Ce n’est pas le dernier, mais le prochain verre qui occupe l’alcoolique. Car il y a toujours un prochain verre, un autre jour, une autre cuite. Daniel Schreiber ne voulait plus de cela. Alors il a arrêté. De boire, mais pas de vivre. A sa manière, il raconte. Il le fait en journaliste qui se documente sur son sujet en interrogeant la philosophie, la médecine, les sciences humaines, mais aussi en écrivain. Sa prose ne tourne pas autour du pot, elle ne s’encombre pas non plus de bien-pensance comme c’est souvent le cas dans ces témoignages d’ex-poivrots qui ne supportent plus que l’eau.
Ce qui affleure dans cet essai, c’est d’abord la douleur d’un combat de chaque jour, de chaque minute où l’on craint de replonger.

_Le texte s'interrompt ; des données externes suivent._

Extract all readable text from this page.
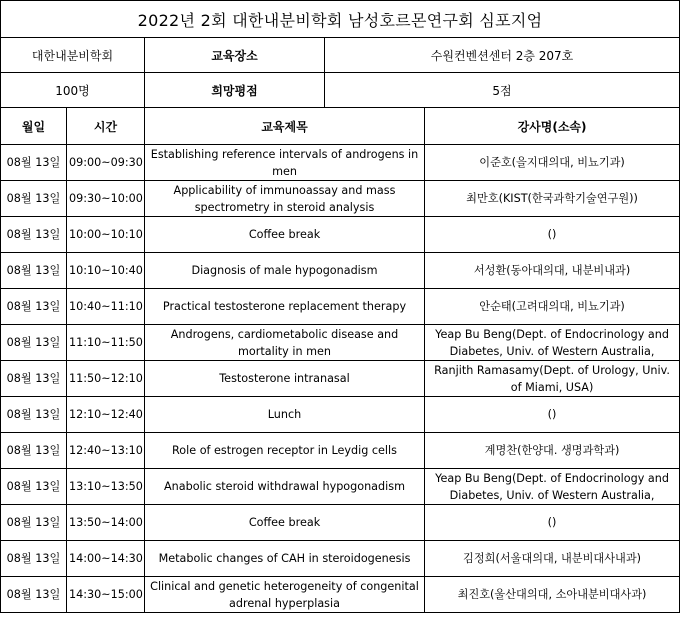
2022년 2회 대한내분비학회 남성호르몬연구회 심포지엄				
대한내분비학회		교육장소	수원컨벤션센터 2층 207호	
100명		희망평점	5점	
월일	시간	교육제목		강사명(소속)
08월 13일	09:00~09:30	Establishing reference intervals of androgens in men		이준호(을지대의대, 비뇨기과)
08월 13일	09:30~10:00	Applicability of immunoassay and mass spectrometry in steroid analysis		최만호(KIST(한국과학기술연구원))
08월 13일	10:00~10:10	Coffee break		()
08월 13일	10:10~10:40	Diagnosis of male hypogonadism		서성환(동아대의대, 내분비내과)
08월 13일	10:40~11:10	Practical testosterone replacement therapy		안순태(고려대의대, 비뇨기과)
08월 13일	11:10~11:50	Androgens, cardiometabolic disease and mortality in men		Yeap Bu Beng(Dept. of Endocrinology and Diabetes, Univ. of Western Australia,
08월 13일	11:50~12:10	Testosterone intranasal		Ranjith Ramasamy(Dept. of Urology, Univ. of Miami, USA)
08월 13일	12:10~12:40	Lunch		()
08월 13일	12:40~13:10	Role of estrogen receptor in Leydig cells		계명찬(한양대. 생명과학과)
08월 13일	13:10~13:50	Anabolic steroid withdrawal hypogonadism		Yeap Bu Beng(Dept. of Endocrinology and Diabetes, Univ. of Western Australia,
08월 13일	13:50~14:00	Coffee break		()
08월 13일	14:00~14:30	Metabolic changes of CAH in steroidogenesis		김정희(서울대의대, 내분비대사내과)
08월 13일	14:30~15:00	Clinical and genetic heterogeneity of congenital adrenal hyperplasia		최진호(울산대의대, 소아내분비대사과)
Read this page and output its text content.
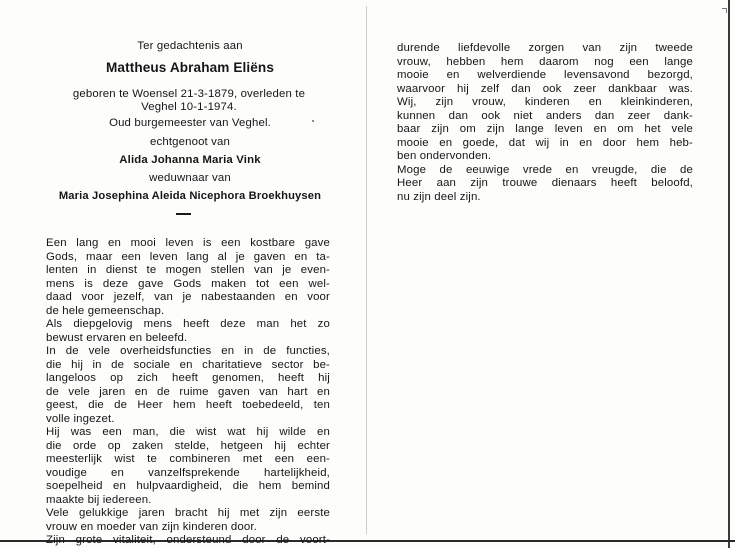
Ter gedachtenis aan
Mattheus Abraham Eliëns
geboren te Woensel 21-3-1879, overleden te
Veghel 10-1-1974.
Oud burgemeester van Veghel.
echtgenoot van
Alida Johanna Maria Vink
weduwnaar van
Maria Josephina Aleida Nicephora Broekhuysen
Een lang en mooi leven is een kostbare gave
Gods, maar een leven lang al je gaven en ta-
lenten in dienst te mogen stellen van je even-
mens is deze gave Gods maken tot een wel-
daad voor jezelf, van je nabestaanden en voor
de hele gemeenschap.
Als diepgelovig mens heeft deze man het zo
bewust ervaren en beleefd.
In de vele overheidsfuncties en in de functies,
die hij in de sociale en charitatieve sector be-
langeloos op zich heeft genomen, heeft hij
de vele jaren en de ruime gaven van hart en
geest, die de Heer hem heeft toebedeeld, ten
volle ingezet.
Hij was een man, die wist wat hij wilde en
die orde op zaken stelde, hetgeen hij echter
meesterlijk wist te combineren met een een-
voudige en vanzelfsprekende hartelijkheid,
soepelheid en hulpvaardigheid, die hem bemind
maakte bij iedereen.
Vele gelukkige jaren bracht hij met zijn eerste
vrouw en moeder van zijn kinderen door.
Zijn grote vitaliteit, ondersteund door de voort-
durende liefdevolle zorgen van zijn tweede
vrouw, hebben hem daarom nog een lange
mooie en welverdiende levensavond bezorgd,
waarvoor hij zelf dan ook zeer dankbaar was.
Wij, zijn vrouw, kinderen en kleinkinderen,
kunnen dan ook niet anders dan zeer dank-
baar zijn om zijn lange leven en om het vele
mooie en goede, dat wij in en door hem heb-
ben ondervonden.
Moge de eeuwige vrede en vreugde, die de
Heer aan zijn trouwe dienaars heeft beloofd,
nu zijn deel zijn.
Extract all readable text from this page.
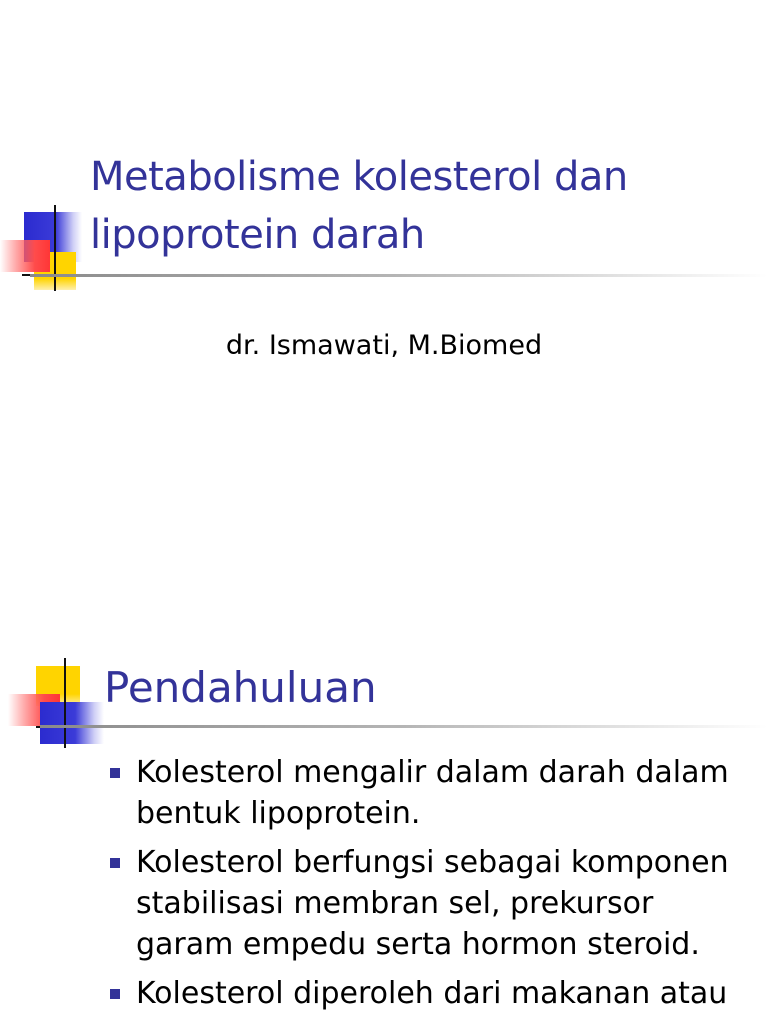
Metabolisme kolesterol dan lipoprotein darah
dr. Ismawati, M.Biomed
Pendahuluan
Kolesterol mengalir dalam darah dalam bentuk lipoprotein.
Kolesterol berfungsi sebagai komponen stabilisasi membran sel, prekursor garam empedu serta hormon steroid.
Kolesterol diperoleh dari makanan atau
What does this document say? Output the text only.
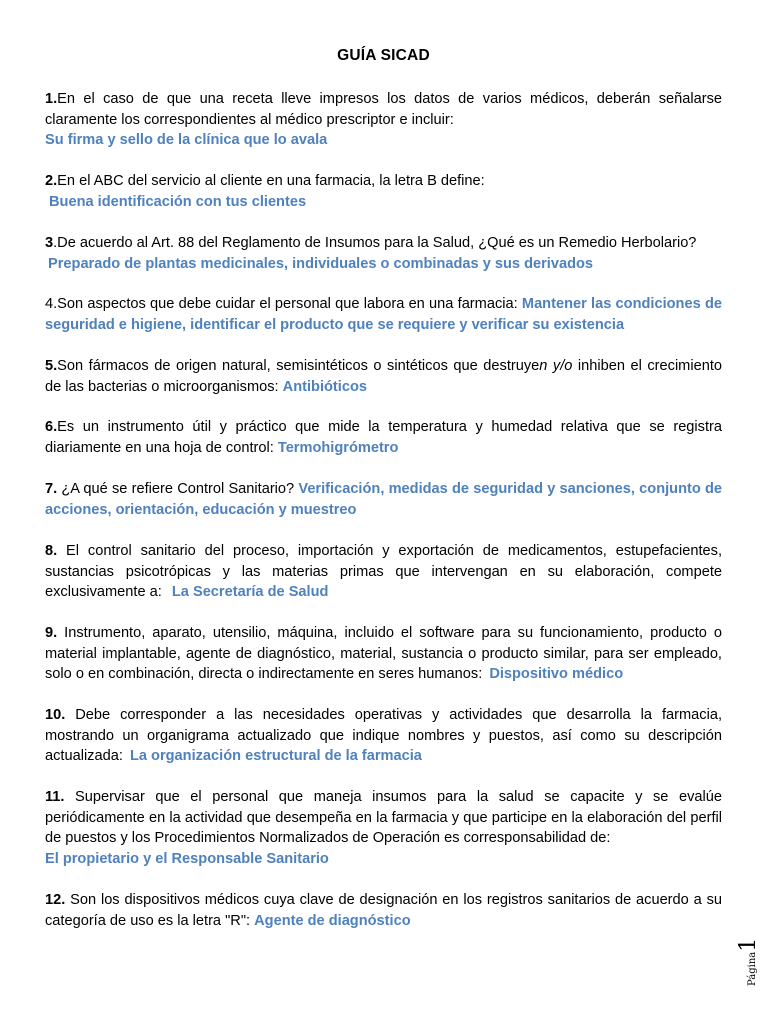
GUÍA SICAD
1.En el caso de que una receta lleve impresos los datos de varios médicos, deberán señalarse claramente los correspondientes al médico prescriptor e incluir:
Su firma y sello de la clínica que lo avala
2.En el ABC del servicio al cliente en una farmacia, la letra B define:
Buena identificación con tus clientes
3.De acuerdo al Art. 88 del Reglamento de Insumos para la Salud, ¿Qué es un Remedio Herbolario?
Preparado de plantas medicinales, individuales o combinadas y sus derivados
4.Son aspectos que debe cuidar el personal que labora en una farmacia: Mantener las condiciones de seguridad e higiene, identificar el producto que se requiere y verificar su existencia
5.Son fármacos de origen natural, semisintéticos o sintéticos que destruyen y/o inhiben el crecimiento de las bacterias o microorganismos: Antibióticos
6.Es un instrumento útil y práctico que mide la temperatura y humedad relativa que se registra diariamente en una hoja de control: Termohigrómetro
7. ¿A qué se refiere Control Sanitario? Verificación, medidas de seguridad y sanciones, conjunto de acciones, orientación, educación y muestreo
8. El control sanitario del proceso, importación y exportación de medicamentos, estupefacientes, sustancias psicotrópicas y las materias primas que intervengan en su elaboración, compete exclusivamente a: La Secretaría de Salud
9. Instrumento, aparato, utensilio, máquina, incluido el software para su funcionamiento, producto o material implantable, agente de diagnóstico, material, sustancia o producto similar, para ser empleado, solo o en combinación, directa o indirectamente en seres humanos: Dispositivo médico
10. Debe corresponder a las necesidades operativas y actividades que desarrolla la farmacia, mostrando un organigrama actualizado que indique nombres y puestos, así como su descripción actualizada: La organización estructural de la farmacia
11. Supervisar que el personal que maneja insumos para la salud se capacite y se evalúe periódicamente en la actividad que desempeña en la farmacia y que participe en la elaboración del perfil de puestos y los Procedimientos Normalizados de Operación es corresponsabilidad de:
El propietario y el Responsable Sanitario
12. Son los dispositivos médicos cuya clave de designación en los registros sanitarios de acuerdo a su categoría de uso es la letra "R": Agente de diagnóstico
Página1
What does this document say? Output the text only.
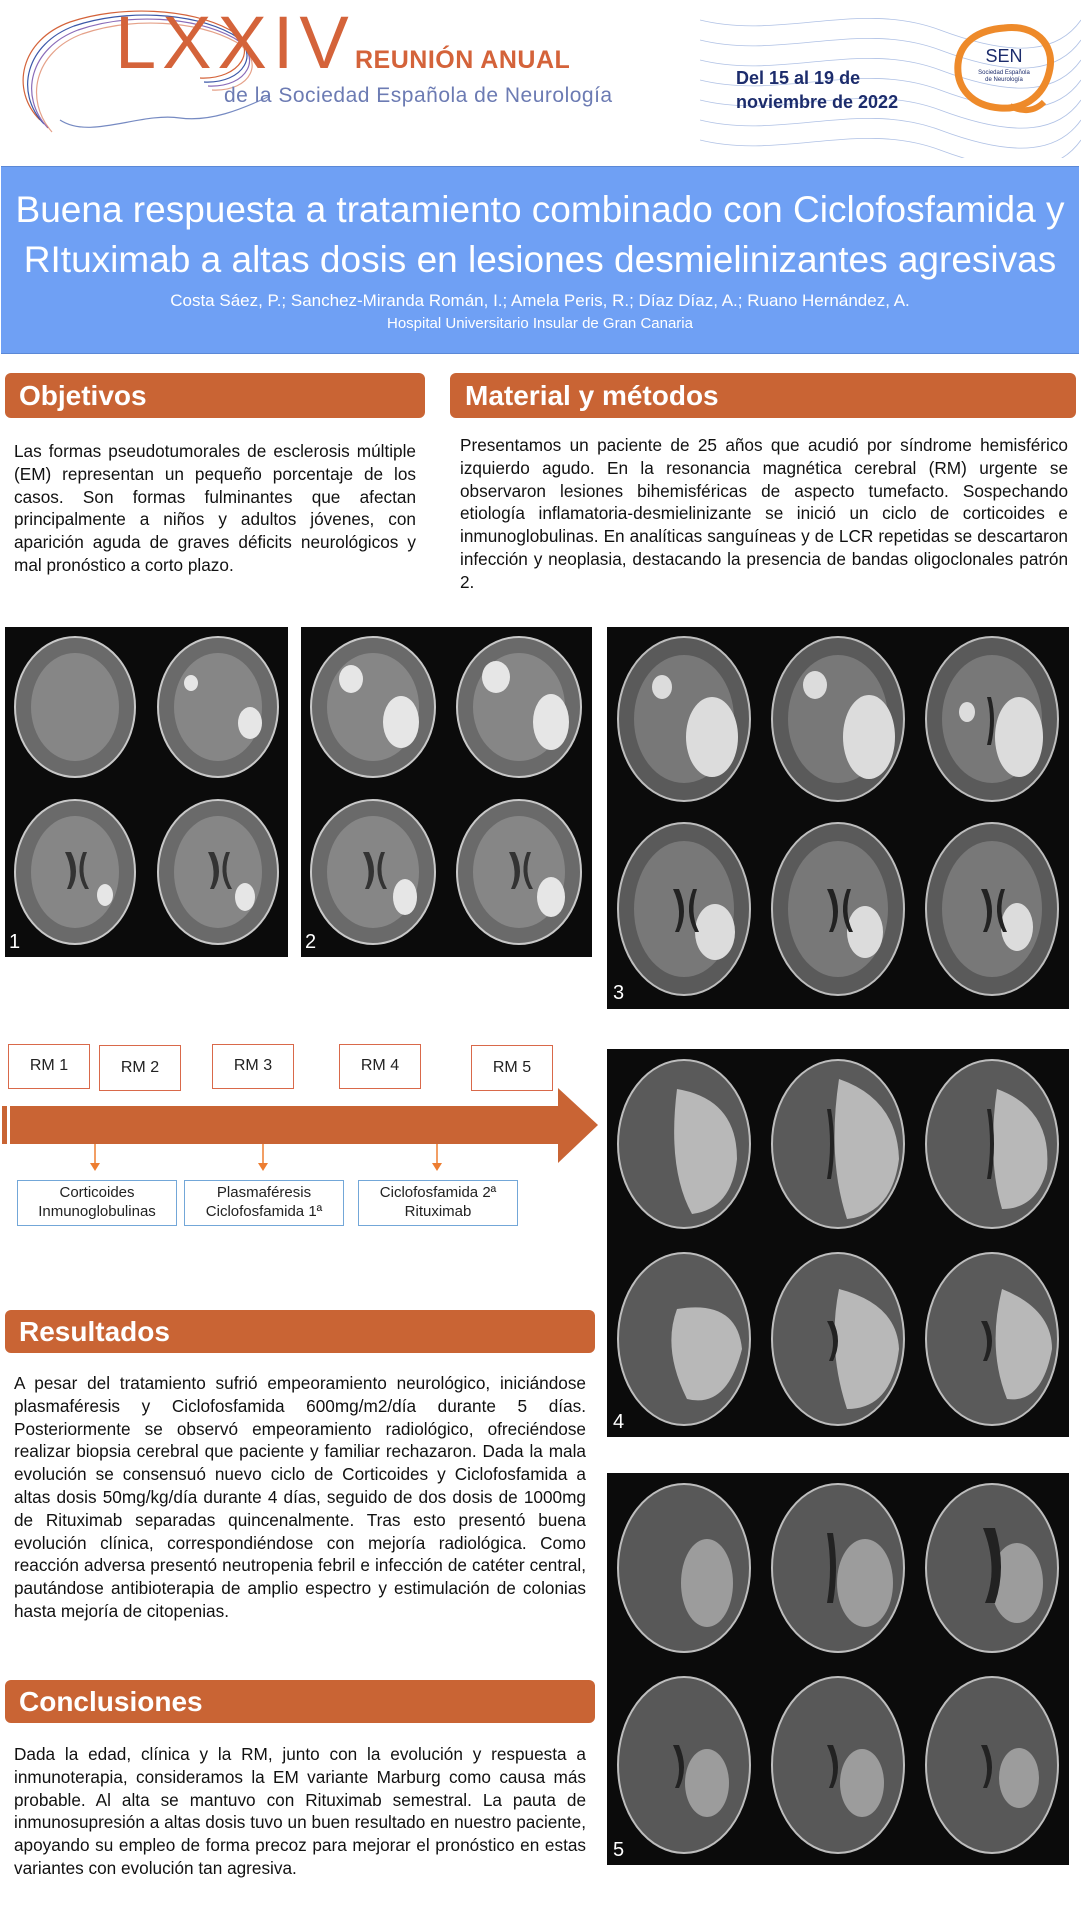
LXXIV REUNIÓN ANUAL
de la Sociedad Española de Neurología
Del 15 al 19 de
noviembre de 2022
SEN
Sociedad Española
de Neurología
Buena respuesta a tratamiento combinado con Ciclofosfamida y
RItuximab a altas dosis en lesiones desmielinizantes agresivas
Costa Sáez, P.; Sanchez-Miranda Román, I.; Amela Peris, R.; Díaz Díaz, A.; Ruano Hernández, A.
Hospital Universitario Insular de Gran Canaria
Objetivos
Las formas pseudotumorales de esclerosis múltiple (EM) representan un pequeño porcentaje de los casos. Son formas fulminantes que afectan principalmente a niños y adultos jóvenes, con aparición aguda de graves déficits neurológicos y mal pronóstico a corto plazo.
Material y métodos
Presentamos un paciente de 25 años que acudió por síndrome hemisférico izquierdo agudo. En la resonancia magnética cerebral (RM) urgente se observaron lesiones bihemisféricas de aspecto tumefacto. Sospechando etiología inflamatoria-desmielinizante se inició un ciclo de corticoides e inmunoglobulinas. En analíticas sanguíneas y de LCR repetidas se descartaron infección y neoplasia, destacando la presencia de bandas oligoclonales patrón 2.
1	2
3
RM 1	RM 2	RM 3	RM 4	RM 5
Corticoides
Inmunoglobulinas
Plasmaféresis
Ciclofosfamida 1ª
Ciclofosfamida 2ª
Rituximab
4
Resultados
A pesar del tratamiento sufrió empeoramiento neurológico, iniciándose plasmaféresis y Ciclofosfamida 600mg/m2/día durante 5 días. Posteriormente se observó empeoramiento radiológico, ofreciéndose realizar biopsia cerebral que paciente y familiar rechazaron. Dada la mala evolución se consensuó nuevo ciclo de Corticoides y Ciclofosfamida a altas dosis 50mg/kg/día durante 4 días, seguido de dos dosis de 1000mg de Rituximab separadas quincenalmente. Tras esto presentó buena evolución clínica, correspondiéndose con mejoría radiológica. Como reacción adversa presentó neutropenia febril e infección de catéter central, pautándose antibioterapia de amplio espectro y estimulación de colonias hasta mejoría de citopenias.
Conclusiones
Dada la edad, clínica y la RM, junto con la evolución y respuesta a inmunoterapia, consideramos la EM variante Marburg como causa más probable. Al alta se mantuvo con Rituximab semestral. La pauta de inmunosupresión a altas dosis tuvo un buen resultado en nuestro paciente, apoyando su empleo de forma precoz para mejorar el pronóstico en estas variantes con evolución tan agresiva.
5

Le très populaire critique d’art berlinois finit même par éviter les amis, les vernissages et les soirées par peur de céder à la tentation du "on s’en jette un petit". C’est donc assez seul qu’il engage la lutte contre ses démons intérieurs. "Lorsque je repense à cette époque régie par la boisson, c’est surtout cela qui me revient à l’esprit : ce malheur en sourdine, cette dépression toute quotidienne, furtive comme une lame de fond, ce sentiment souvent très difficile à réprimer que quelque chose de fondamental, dans ma vie, n’allait pas."
Daniel Schreiber montre l’impasse de l’addiction, une vie que l’on ne peut plus imaginer sans alcool comme certains ne peuvent l’envisager sans la cigarette. Il explique aussi combien il est illusoire de penser s’arrêter après avoir touché le fond. Mais où se situe-t-il, à quelle profondeur et aura-t-on assez de force pour remonter ?
Ce jeu trouble avec l’alcool est un jeu de dupe avec lui-même. Il sait qui va gagner, mais il veut tout même tenter sa chance pour faire mentir toutes les prédictions. Il pèse 125 kilos, il souffle, il souffre. Daniel Schreiber décrit une catatonie de l’ivresse, une existence pétrifiée dans la perspective du prochain verre. Il n’imagine plus sa vie sans alcool, il ne l’imagine plus avec. C’est là que surgit le tragique. Il n’imagine plus sa vie du tout. Alors il s’informe des travaux sur la dépendance et contacte des associations. Le biographe de Susan Sontag sait que la sortie prendra du temps, d’autant que la société s’accommode de la boisson comme d’une pratique récréative, conviviale voire culturelle. "Quand je repense à ma vie de buveur, surtout aux dernières années, ce qui me terrifie le plus, c’est cette sensation de perte de soi qui me submergeait alors. Ce sentiment de dissociation, de division entre deux personnes cohabitant dans le même corps : celle qui restait sobre et celle qui buvait."
Ce best-seller en Allemagne fait penser au témoignage du grand reporter Hervé Chabalier, le fondateur de l’agence Capa, qui racontait sa descente aux enfers et sa cure de désintoxication dans Le dernier pour la route (Robert Laffont, 2004). Daniel Schreiber, lui, les décrit comme la fin d’une histoire d’amour qui se termine bien. "J’ai bu mon dernier verre un jour d’été, en 2011, à l’hippodrome berlinois de Hoppegarten." L. L.